Chinese troops are moving back from Galwan Valley but their heavy armoured vehicles are still present under India’s watchful eye

Representative imageBCCL
  • China is reportedly moving back from its position along the Line of Actual Control in the Eastern Ladakh’s Galwan Valley.
  • The Indian Army is keeping a cautious eye out as many Chinese heavy armoured vehicles remain in some of the deeper areas of the Galwan Valley.
  • This the first sign of de-escalation between India and China since the violent clash of June 15.
The Chinese troops have started to move back from the site of the June 15 clash between India and China in Eastern Ladakh’s Galwan Valley area. However, Chinese heavy armoured vehicles are still present in some of the deeper areas of the Galwan Valley as the Indian Army continues to monitor the situation with caution.

These are the first steps of disengagement in-line with what was agreed upon during military-level talks on June 30. The People’s Liberation Army (PLA) have shifted their tents, vehicles and troops back between one to two kilometres from the site of the June 15 clash, the wire agency ANI reported citing Indian Army sources.

Officials told the Hindu that temporary structures are in the process of being removed by both sides, and that a physical verification has been conducted. The June 15 clash between India and China left 20 Indian soldiers dead and an undisclosed number of Chinese casualties.

15 days later, during the June 30 meeting, four friction points were identified by the Indian side — Galwan Valley, the Gogra Post, Hot Springs and Pangong Tso.

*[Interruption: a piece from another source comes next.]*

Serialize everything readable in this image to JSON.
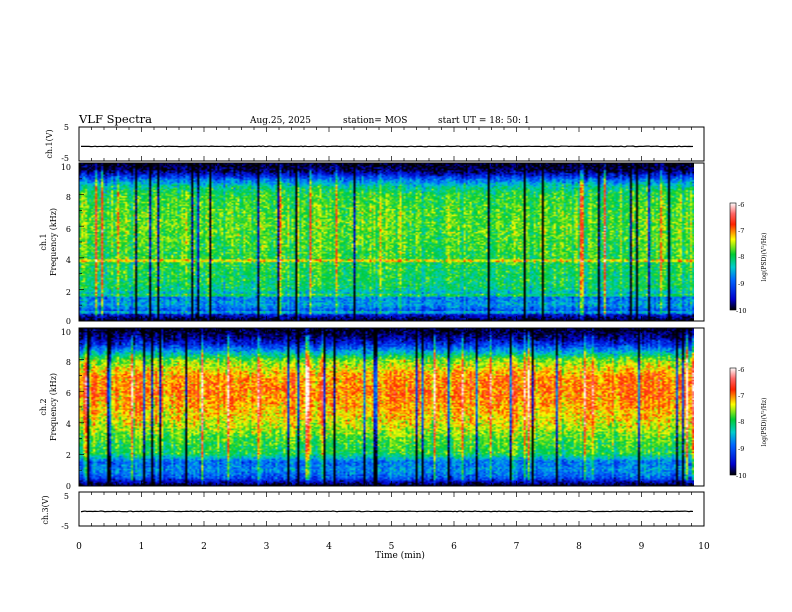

The discussions were led by Lieutenant General Harinder Singh, commander of the Leh-based 14 Corps, and Major General Liu Lin, commander of the South Xinjiang military region. The two first met on June 6 and then again on June 22 in Moldo on the Chinese side of LAC after border tensions erupted between both the countries in May. This time the meeting was hosted on the Indian side of the border in Chushul.

At the time, India was set to remain in place for the long haul leading up to the winter months that would reportedly make the Chinese positions tenable.

The news of troops moving back comes after Prime Minister Narendra Modi recently visited the troops in Ladakh. “The enemies of India have seen your fire and fury,” he told the troops thanking them for their service.